There’s obviously got to be some sense in the saying that Germany or as they call it, Deutschland is the ‘Fatherland.’ After all, it’s often been the father of all inventions, achievements, feats and records.
The contribution of Germany has been unparalleled in multiple spheres of life if you come to think of it. Famous author Peter Watson aptly and affably describes the German character by hitting the point bang on the bull’s eye in his most celebrated work, “German Genius.”
Watson says, “The Germans dive deeper; and emerge muddier,” in paying a homage to their abilities to invent, innovate, create, popularise and revolutionise discoveries that have shape-shifted the world in divergent ways. From Kant to Nietzsche, Heidegger to Brecht, Beethoven to Ferdinand Porsche, Germany has given the world a way to philosophize, write fiction deeply, embrace music as one had never known it before, and even added zing to the world’s wheels.
You cannot imagine the realm of automobile and engineering without Germany’s timeless creations. But for a country that’s pretty much proved its might even when it comes to ruling the world’s most expensive sport- Formula 1- with an iron fit (thanks to Schumacher, if not Vettel), Germany’s also given the world to get drunk with classic, frothy lager, of a rare kind that one cannot find anywhere else in the world.

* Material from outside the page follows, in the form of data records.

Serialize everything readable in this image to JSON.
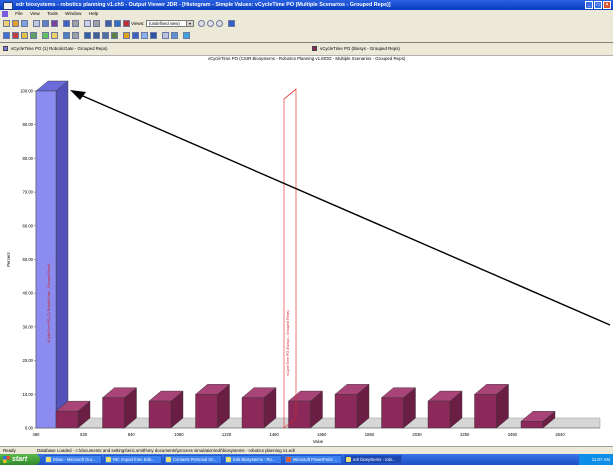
{
  "window": {
    "title": "edr biosystems - robotics planning v1.ch5 - Output Viewer JDR - [Histogram - Simple Values: vCycleTime PO (Multiple Scenarios - Grouped Reps)]"
  },
  "menu": [
    "File",
    "View",
    "Tools",
    "Window",
    "Help"
  ],
  "toolbar": {
    "views_label": "Views:",
    "views_value": "(undefined view)"
  },
  "legend": [
    {
      "label": "vCycleTime PO (1) RoboticGate - Grouped Reps)",
      "color": "#7b7be8"
    },
    {
      "label": "vCycleTime PO (Biosys - Grouped Reps)",
      "color": "#8b2a5a"
    }
  ],
  "chart_data": {
    "type": "bar",
    "title": "vCycleTime PO (CSIR Biosystems - Robotics Planning v1.MOD - Multiple Scenarios - Grouped Reps)",
    "xlabel": "Value",
    "ylabel": "Percent",
    "xlim": [
      480,
      2640
    ],
    "ylim": [
      0,
      100
    ],
    "x_ticks": [
      "480",
      "620",
      "840",
      "1060",
      "1220",
      "1460",
      "1650",
      "1860",
      "2030",
      "2250",
      "2460",
      "2640"
    ],
    "y_ticks": [
      "0.00",
      "10.00",
      "20.00",
      "30.00",
      "40.00",
      "50.00",
      "60.00",
      "70.00",
      "80.00",
      "90.00",
      "100.00"
    ],
    "series": [
      {
        "name": "vCycleTime PO (1) RoboticGate - Grouped Reps)",
        "color": "#8c8cf0",
        "bars": [
          {
            "x": 480,
            "value": 100
          }
        ]
      },
      {
        "name": "vCycleTime PO (Biosys - Grouped Reps)",
        "color": "#8b2a5a",
        "bars": [
          {
            "x": 620,
            "value": 5
          },
          {
            "x": 1000,
            "value": 9
          },
          {
            "x": 1100,
            "value": 8
          },
          {
            "x": 1220,
            "value": 10
          },
          {
            "x": 1380,
            "value": 9
          },
          {
            "x": 1580,
            "value": 8
          },
          {
            "x": 1760,
            "value": 10
          },
          {
            "x": 1940,
            "value": 9
          },
          {
            "x": 2120,
            "value": 8
          },
          {
            "x": 2320,
            "value": 10
          },
          {
            "x": 2500,
            "value": 2
          }
        ]
      }
    ],
    "annotations": [
      "vCycleTime PO (1) RoboticGate - Grouped Reps)",
      "vCycleTime PO (Biosys - Grouped Reps)"
    ],
    "grid": false
  },
  "status": {
    "ready": "Ready",
    "message": "Database Loaded - c:\\documents and settings\\eric.smith\\my documents\\process simulation\\edr\\biosystems - robotics planning v1.edr"
  },
  "taskbar": {
    "start": "start",
    "items": [
      "Inbox - Microsoft Out...",
      "RE: Import from Edit...",
      "Contacts Personal Gr...",
      "Edit Biosystems - Ro...",
      "Microsoft PowerPoint ...",
      "edr biosystems - robi..."
    ],
    "clock": "11:07 AM"
  }
}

All that said, extending a stamp of its own genius in a territory utterly dominated by its engineering superiority, Germany is back, once again. And this time, it’s through the world’s first hydrogen-powered train; a concept is hitherto less known, developed or even experienced.

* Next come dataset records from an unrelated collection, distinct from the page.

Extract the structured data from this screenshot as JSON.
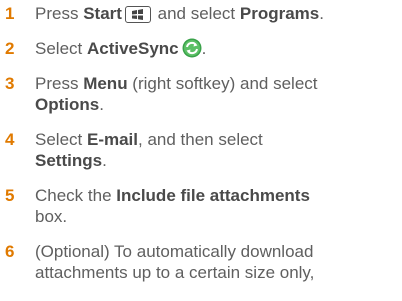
{
  "steps": [
    {
      "num": "1",
      "parts": [
        "Press ",
        "Start",
        " and select ",
        "Programs",
        "."
      ]
    },
    {
      "num": "2",
      "parts": [
        "Select ",
        "ActiveSync",
        "."
      ]
    },
    {
      "num": "3",
      "line1": [
        "Press ",
        "Menu",
        " (right softkey) and select"
      ],
      "line2": [
        "Options",
        "."
      ]
    },
    {
      "num": "4",
      "line1": [
        "Select ",
        "E-mail",
        ", and then select"
      ],
      "line2": [
        "Settings",
        "."
      ]
    },
    {
      "num": "5",
      "line1": [
        "Check the ",
        "Include file attachments"
      ],
      "line2": [
        "box."
      ]
    },
    {
      "num": "6",
      "line1": [
        "(Optional) To automatically download"
      ],
      "line2": [
        "attachments up to a certain size only,"
      ]
    }
  ],
  "icons": {
    "start_key": "windows-start-key-icon",
    "activesync": "activesync-icon"
  },
  "colors": {
    "step_number": "#e07a00",
    "text": "#5f5f5f",
    "activesync_green": "#3aa24a"
  }
}
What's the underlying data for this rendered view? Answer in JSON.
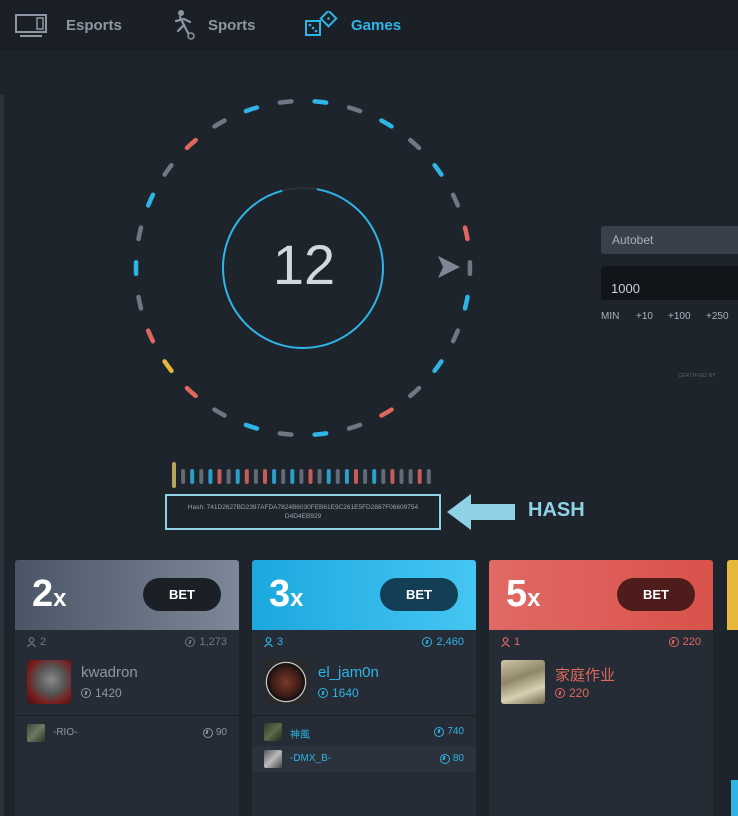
{
  "nav": {
    "items": [
      {
        "label": "Esports",
        "icon": "monitor-icon"
      },
      {
        "label": "Sports",
        "icon": "soccer-player-icon"
      },
      {
        "label": "Games",
        "icon": "dice-icon",
        "active": true
      }
    ]
  },
  "wheel": {
    "countdown": "12"
  },
  "hash": {
    "text_line1": "Hash: 741D2627BD2397AFDA7824B6030FEB61E9C261E5FD2887F06609754",
    "text_line2": "D4D4EB929",
    "callout": "HASH"
  },
  "bet_panel": {
    "mode": "Autobet",
    "amount": "1000",
    "quick_buttons": [
      "MIN",
      "+10",
      "+100",
      "+250"
    ],
    "certified_label": "CERTIFIED BY"
  },
  "columns": [
    {
      "multiplier": "2",
      "suffix": "x",
      "bet_label": "BET",
      "player_count": "2",
      "total": "1,273",
      "top": {
        "name": "kwadron",
        "amount": "1420"
      },
      "rows": [
        {
          "name": "-RIO-",
          "amount": "90"
        }
      ]
    },
    {
      "multiplier": "3",
      "suffix": "x",
      "bet_label": "BET",
      "player_count": "3",
      "total": "2,460",
      "top": {
        "name": "el_jam0n",
        "amount": "1640"
      },
      "rows": [
        {
          "name": "神風",
          "amount": "740"
        },
        {
          "name": "-DMX_B-",
          "amount": "80"
        }
      ]
    },
    {
      "multiplier": "5",
      "suffix": "x",
      "bet_label": "BET",
      "player_count": "1",
      "total": "220",
      "top": {
        "name": "家庭作业",
        "amount": "220"
      },
      "rows": []
    }
  ],
  "colors": {
    "accent": "#2fb4e6",
    "grey": "#6d7785",
    "red": "#e0675f",
    "gold": "#e8b83a",
    "hash_highlight": "#8fd2e5"
  }
}
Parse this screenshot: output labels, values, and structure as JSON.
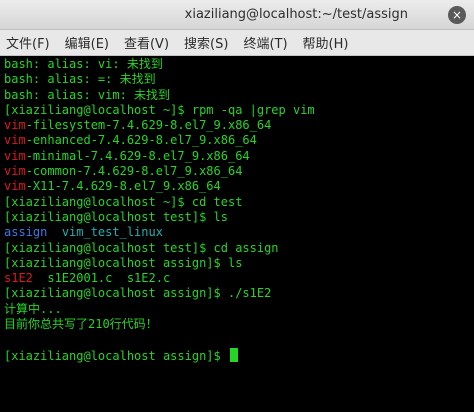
{
  "window": {
    "title": "xiaziliang@localhost:~/test/assign",
    "close_glyph": "×"
  },
  "menu": {
    "items": [
      {
        "label": "文件(F)"
      },
      {
        "label": "编辑(E)"
      },
      {
        "label": "查看(V)"
      },
      {
        "label": "搜索(S)"
      },
      {
        "label": "终端(T)"
      },
      {
        "label": "帮助(H)"
      }
    ]
  },
  "terminal": {
    "lines": [
      "bash: alias: vi: 未找到",
      "bash: alias: =: 未找到",
      "bash: alias: vim: 未找到",
      "[xiaziliang@localhost ~]$ rpm -qa |grep vim",
      {
        "match": "vim",
        "rest": "-filesystem-7.4.629-8.el7_9.x86_64"
      },
      {
        "match": "vim",
        "rest": "-enhanced-7.4.629-8.el7_9.x86_64"
      },
      {
        "match": "vim",
        "rest": "-minimal-7.4.629-8.el7_9.x86_64"
      },
      {
        "match": "vim",
        "rest": "-common-7.4.629-8.el7_9.x86_64"
      },
      {
        "match": "vim",
        "rest": "-X11-7.4.629-8.el7_9.x86_64"
      },
      "[xiaziliang@localhost ~]$ cd test",
      "[xiaziliang@localhost test]$ ls",
      {
        "dir": "assign",
        "sep": "  ",
        "dir2": "vim_test_linux"
      },
      "[xiaziliang@localhost test]$ cd assign",
      "[xiaziliang@localhost assign]$ ls",
      {
        "exe": "s1E2",
        "rest": "  s1E2001.c  s1E2.c"
      },
      "[xiaziliang@localhost assign]$ ./s1E2",
      "计算中...",
      "目前你总共写了210行代码！",
      "",
      "[xiaziliang@localhost assign]$ "
    ]
  }
}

Extending the Federal Republic of Germany’s constant bid to help resuscitate the world’s waning climate, ever-worsening by the rising temperatures and an over-dependence on hydrocarbons, Germany has come out with a greener and cleaner means to make mass urban transport even handier than before.
Could there have been anything more brilliant than the world’s first hydrogen-powered train, with Germany driving the development from the cockpit? Not really, isn’t it?

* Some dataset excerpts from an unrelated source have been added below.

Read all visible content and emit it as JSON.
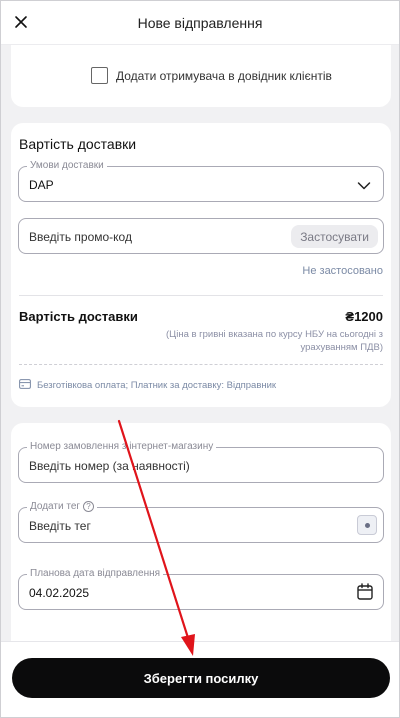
{
  "header": {
    "title": "Нове відправлення",
    "close_icon": "close-icon"
  },
  "recipient": {
    "checkbox_label": "Додати отримувача в довідник клієнтів",
    "checked": false
  },
  "delivery_cost": {
    "section_title": "Вартість доставки",
    "terms": {
      "label": "Умови доставки",
      "value": "DAP"
    },
    "promo": {
      "placeholder": "Введіть промо-код",
      "apply_label": "Застосувати",
      "status": "Не застосовано"
    },
    "total": {
      "label": "Вартість доставки",
      "value": "₴1200",
      "note": "(Ціна в гривні вказана по курсу НБУ на сьогодні з урахуванням ПДВ)"
    },
    "payment_info": "Безготівкова оплата; Платник за доставку: Відправник"
  },
  "order": {
    "order_number": {
      "label": "Номер замовлення з інтернет-магазину",
      "placeholder": "Введіть номер (за наявності)"
    },
    "tag": {
      "label": "Додати тег",
      "help": "?",
      "placeholder": "Введіть тег"
    },
    "ship_date": {
      "label": "Планова дата відправлення",
      "value": "04.02.2025"
    }
  },
  "footer": {
    "save_label": "Зберегти посилку"
  },
  "colors": {
    "primary_button": "#0b0b0c",
    "annotation_arrow": "#e0141b",
    "muted_link": "#7b8aa5"
  }
}
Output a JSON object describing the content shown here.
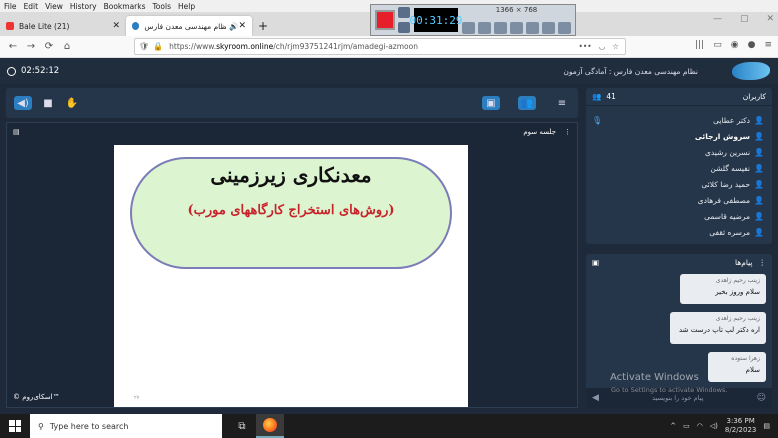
{
  "menubar": {
    "items": [
      "File",
      "Edit",
      "View",
      "History",
      "Bookmarks",
      "Tools",
      "Help"
    ]
  },
  "tabs": [
    {
      "label": "Bale Lite (21)",
      "close": "✕"
    },
    {
      "label": "نظام مهندسی معدن فارس -",
      "close": "✕"
    }
  ],
  "newtab": "+",
  "url": {
    "prefix": "https://www.",
    "domain": "skyroom.online",
    "path": "/ch/rjm93751241rjm/amadegi-azmoon"
  },
  "recorder": {
    "time": "00:31:29",
    "resolution": "1366 × 768"
  },
  "header": {
    "clock": "02:52:12",
    "title": "نظام مهندسی معدن فارس : آمادگی آزمون"
  },
  "panel": {
    "title": "جلسه سوم",
    "brand": "© اسکای‌روم™"
  },
  "slide": {
    "line1": "معدنکاری زیرزمینی",
    "line2": "(روش‌های استخراج کارگاههای مورب)",
    "page": "۲۷"
  },
  "users": {
    "title": "کاربران",
    "count": "41",
    "items": [
      {
        "name": "دکتر عطایی",
        "bold": false
      },
      {
        "name": "سروش ارجائی",
        "bold": true
      },
      {
        "name": "نسرین رشیدی",
        "bold": false
      },
      {
        "name": "نفیسه گلشن",
        "bold": false
      },
      {
        "name": "حمید رضا کلائی",
        "bold": false
      },
      {
        "name": "مصطفی فرهادی",
        "bold": false
      },
      {
        "name": "مرضیه قاسمی",
        "bold": false
      },
      {
        "name": "مرسره ثقفی",
        "bold": false
      }
    ]
  },
  "chat": {
    "title": "پیام‌ها",
    "placeholder": "پیام خود را بنویسید",
    "messages": [
      {
        "sender": "زینب رحیم زاهدی",
        "body": "سلام وروز بخیر"
      },
      {
        "sender": "زینب رحیم زاهدی",
        "body": "اره دکتر لپ تاپ درست شد"
      },
      {
        "sender": "زهرا ستوده",
        "body": "سلام"
      }
    ]
  },
  "watermark": {
    "line1": "Activate Windows",
    "line2": "Go to Settings to activate Windows."
  },
  "taskbar": {
    "search_placeholder": "Type here to search",
    "time": "3:36 PM",
    "date": "8/2/2023"
  }
}
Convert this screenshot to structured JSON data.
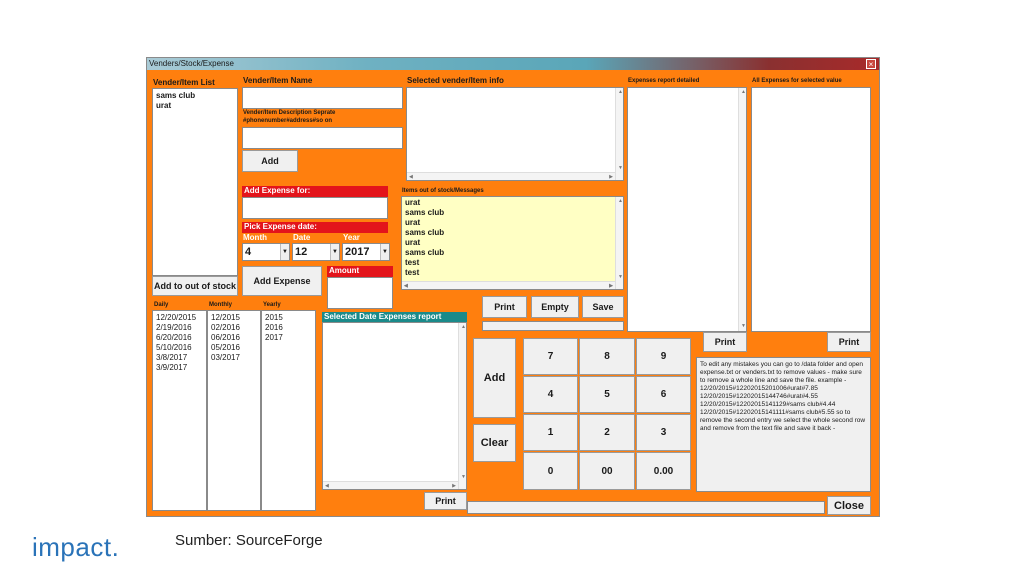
{
  "window": {
    "title": "Venders/Stock/Expense",
    "close_glyph": "×"
  },
  "vendor_list": {
    "label": "Vender/Item List",
    "items": [
      "sams club",
      "urat"
    ],
    "add_out_of_stock": "Add to out of stock"
  },
  "vendor_form": {
    "name_label": "Vender/Item Name",
    "name_value": "",
    "desc_label_1": "Vender/Item Description Seprate",
    "desc_label_2": "#phonenumber#address#so on",
    "desc_value": "",
    "add_button": "Add"
  },
  "selected_info": {
    "label": "Selected vender/Item info"
  },
  "expense_form": {
    "add_for_label": "Add Expense for:",
    "pick_date_label": "Pick Expense date:",
    "month_label": "Month",
    "date_label": "Date",
    "year_label": "Year",
    "month_value": "4",
    "date_value": "12",
    "year_value": "2017",
    "amount_label": "Amount",
    "add_expense_button": "Add Expense"
  },
  "stock_messages": {
    "label": "Items out of stock/Messages",
    "items": [
      "urat",
      "sams club",
      "urat",
      "sams club",
      "urat",
      "sams club",
      "test",
      "test"
    ],
    "print_button": "Print",
    "empty_button": "Empty",
    "save_button": "Save"
  },
  "date_lists": {
    "daily_header": "Daily",
    "monthly_header": "Monthly",
    "yearly_header": "Yearly",
    "daily": [
      "12/20/2015",
      "2/19/2016",
      "6/20/2016",
      "5/10/2016",
      "3/8/2017",
      "3/9/2017"
    ],
    "monthly": [
      "12/2015",
      "02/2016",
      "06/2016",
      "05/2016",
      "03/2017"
    ],
    "yearly": [
      "2015",
      "2016",
      "2017"
    ]
  },
  "date_report": {
    "label": "Selected Date Expenses report",
    "print_button": "Print"
  },
  "keypad": {
    "add_button": "Add",
    "clear_button": "Clear",
    "keys": [
      "7",
      "8",
      "9",
      "4",
      "5",
      "6",
      "1",
      "2",
      "3",
      "0",
      "00",
      "0.00"
    ]
  },
  "expenses_detailed": {
    "label": "Expenses report detailed",
    "print_button": "Print"
  },
  "all_expenses": {
    "label": "All Expenses for selected value",
    "print_button": "Print"
  },
  "help_note": {
    "text": "To edit any mistakes you can go to /data folder and open expense.txt or venders.txt to remove values - make sure to remove a whole line and save the file. example - 12/20/2015#1220201520100​6#urat#7.85 12/20/2015#1220201514474​6#urat#4.55 12/20/2015#1220201514112​9#sams club#4.44 12/20/2015#1220201514111​1#sams club#5.55 so to remove the second entry we select the whole second row and remove from the text file and save it back -"
  },
  "close_button": "Close",
  "footer": {
    "brand": "impact",
    "brand_dot": ".",
    "source": "Sumber: SourceForge"
  }
}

These are, indeed special trains that are equipped with cells that produce electricity through a combination of hydrogen and oxygen. And then, where it comes to the emissions, then the only emissions that one really has are water and steam. Not harmful or deadly, are they?
That said, the reason why the newly-initiated hydrogen-powered trains is rather simple albeit necessary, something without which today’s world cannot continue anymore.
The diesel-powered trains are anyways a big source of pollution. They are, constantly leaving behind not the best-possible residue. Someone somewhere had to step up the game and hence, Germany responded avidly to the world’s call toward leaping significantly ahead toward a more sustainable future in the form of giving out the world’s first hydrogen-powered train.
Leading Indian news outlet NDTV reported more on the developing story, touching upon the need and urgency for such an intelligent product:
“Two bright blue Coradia iLint trains, built by French TGV-maker Alstom, began running a 100-kilometre (62-mile) route between the towns and cities of Cuxhaven, Bremerhaven, Bremervoerde and Buxtehude in northern Germany — a stretch normally plied by diesel trains.
“The world’s first hydrogen train is entering into commercial service and is ready for serial production,” Alstom CEO Henri Poupart-Lafarge said at an unveiling ceremony in Bremervoerde, the station where the trains will be refuelled with hydrogen.”